Capacity Optimization With Content Platforms
by Hu Yoshida on Sep 29, 2011
Recently a lot of attention has been given to Capacity Optimization, and there are plenty of solutions to choose from. Compression, dedupe, dynamic tiering, and thin provisioning are those most often mentioned, and each is effective in reducing capacity in their own way. Choosing the right solution is important too—for instance, using dedupe to reduce the allocated unused space in a volume is not as efficient as thin provisioning the volume and not provisioning the unused allocation in the first place.
Compression and dedupe require some additional steps to un-compress and re-hydrate before the data can be used. Dynamic tiering is more about moving the data to lower cost tiers of storage rather than reducing the capacity. In fact, if the tiering is done on a volume basis, more capacity could be required since you need capacity for the entire volume on each tier involved. Thin provisioning works best with “thin provision-friendly” file systems that do not write
signatures across the data space and communicate to the storage system when they delete a file (so that the capacity can be reallocated to other users). However, even if the file is not thin-friendly, thin provisioning may be used for other advantages that come from the ability to dynamically provision a volume, or automatically stripe data across volumes, to increase performance. No matter which of these solutions you use, you still have to employ additional capacity to back up and eventually archive this data.
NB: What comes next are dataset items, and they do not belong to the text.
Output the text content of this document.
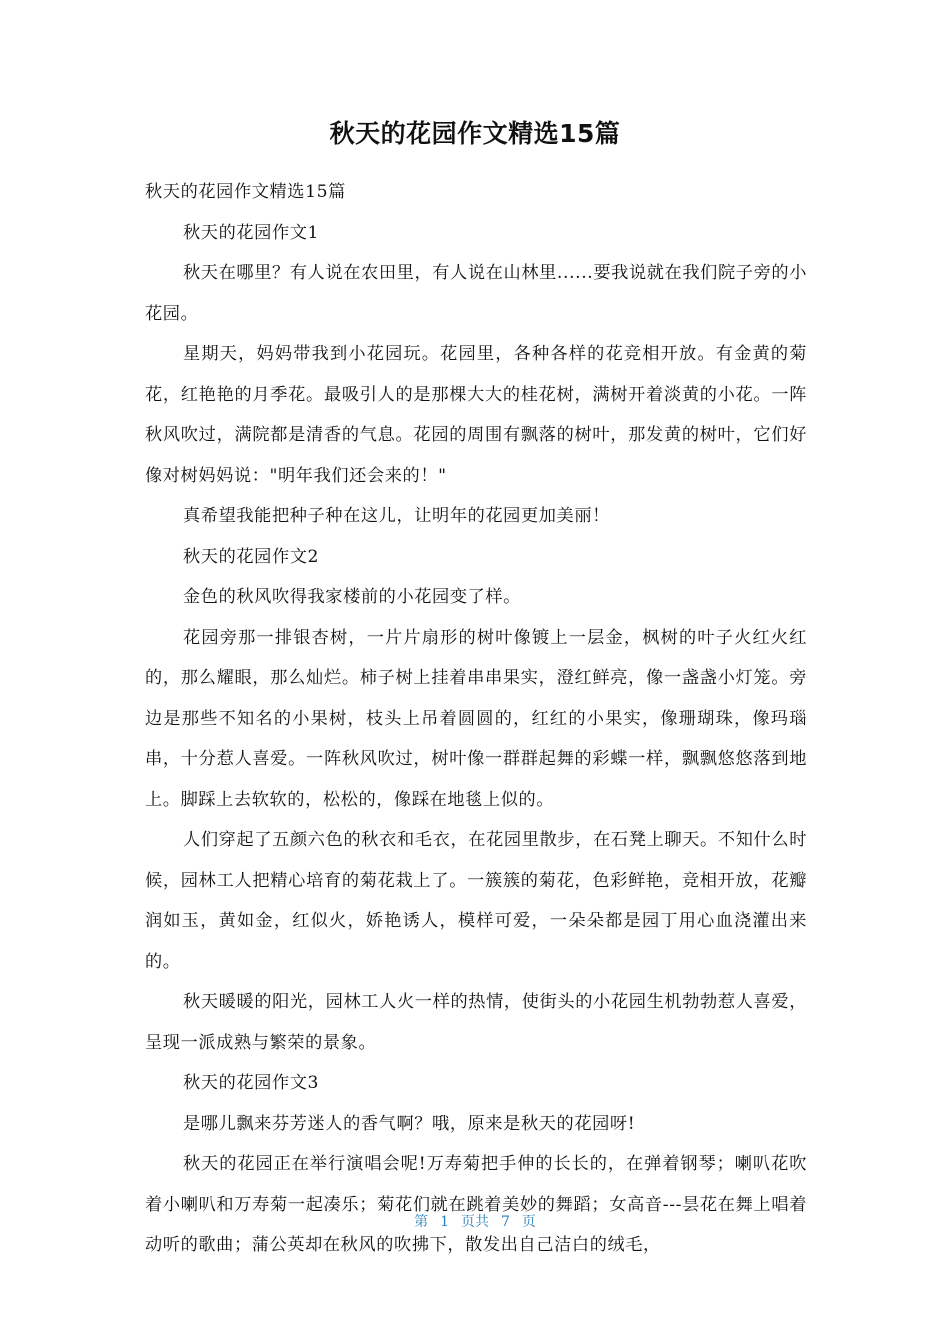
秋天的花园作文精选15篇

秋天的花园作文精选15篇

秋天的花园作文1

秋天在哪里？有人说在农田里，有人说在山林里......要我说就在我们院子旁的小花园。

星期天，妈妈带我到小花园玩。花园里，各种各样的花竞相开放。有金黄的菊花，红艳艳的月季花。最吸引人的是那棵大大的桂花树，满树开着淡黄的小花。一阵秋风吹过，满院都是清香的气息。花园的周围有飘落的树叶，那发黄的树叶，它们好像对树妈妈说："明年我们还会来的！"

真希望我能把种子种在这儿，让明年的花园更加美丽！

秋天的花园作文2

金色的秋风吹得我家楼前的小花园变了样。

花园旁那一排银杏树，一片片扇形的树叶像镀上一层金，枫树的叶子火红火红的，那么耀眼，那么灿烂。柿子树上挂着串串果实，澄红鲜亮，像一盏盏小灯笼。旁边是那些不知名的小果树，枝头上吊着圆圆的，红红的小果实，像珊瑚珠，像玛瑙串，十分惹人喜爱。一阵秋风吹过，树叶像一群群起舞的彩蝶一样，飘飘悠悠落到地上。脚踩上去软软的，松松的，像踩在地毯上似的。

人们穿起了五颜六色的秋衣和毛衣，在花园里散步，在石凳上聊天。不知什么时候，园林工人把精心培育的菊花栽上了。一簇簇的菊花，色彩鲜艳，竞相开放，花瓣润如玉，黄如金，红似火，娇艳诱人，模样可爱，一朵朵都是园丁用心血浇灌出来的。

秋天暖暖的阳光，园林工人火一样的热情，使街头的小花园生机勃勃惹人喜爱，呈现一派成熟与繁荣的景象。

秋天的花园作文3

是哪儿飘来芬芳迷人的香气啊？哦，原来是秋天的花园呀!

秋天的花园正在举行演唱会呢!万寿菊把手伸的长长的，在弹着钢琴；喇叭花吹着小喇叭和万寿菊一起凑乐；菊花们就在跳着美妙的舞蹈；女高音---昙花在舞上唱着动听的歌曲；蒲公英却在秋风的吹拂下，散发出自己洁白的绒毛，

第 1 页共 7 页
The most effective way to optimize capacity is rarely mentioned—the use of a content platform to store static data. Static data is data that is not going to change and can be active or inactive. While it is obvious that inactive data should be archived, active data that is static should also be considered for removal to a content platform. The point is static data will not change, and thus it does not need to be backed up over and over again. You just need two or three copies of the data—whatever your tolerance for risk is— which helps reduce wasted capacity and management resources for backup.
If one were to look at a data center, the bulk of the data (60% – 80% or more) is static. What we need to do is move that data off of the active systems—which we back up every night—and move it onto a content platform like Hitachi Content Platform (HCP). HCP can replicate the content to another HCP and eliminate the need for backup. By doing this we also reduce the working set of active data and make the primary storage systems more efficient. The ingestion of this data onto an HCP does take software, however. That policy management and data migration software is available in our Hitachi NAS and Hitachi Data Ingestor for files. While middleware is required to do ingestion by other applications, more and more applications like Microsoft SharePoint, SQL Server, and SAP NetWeaver ILM have interfaces that ingest directly into HCP.
So if you are looking for ways to optimize capacity and reduce costs, consider the use of a content platform to store your static data.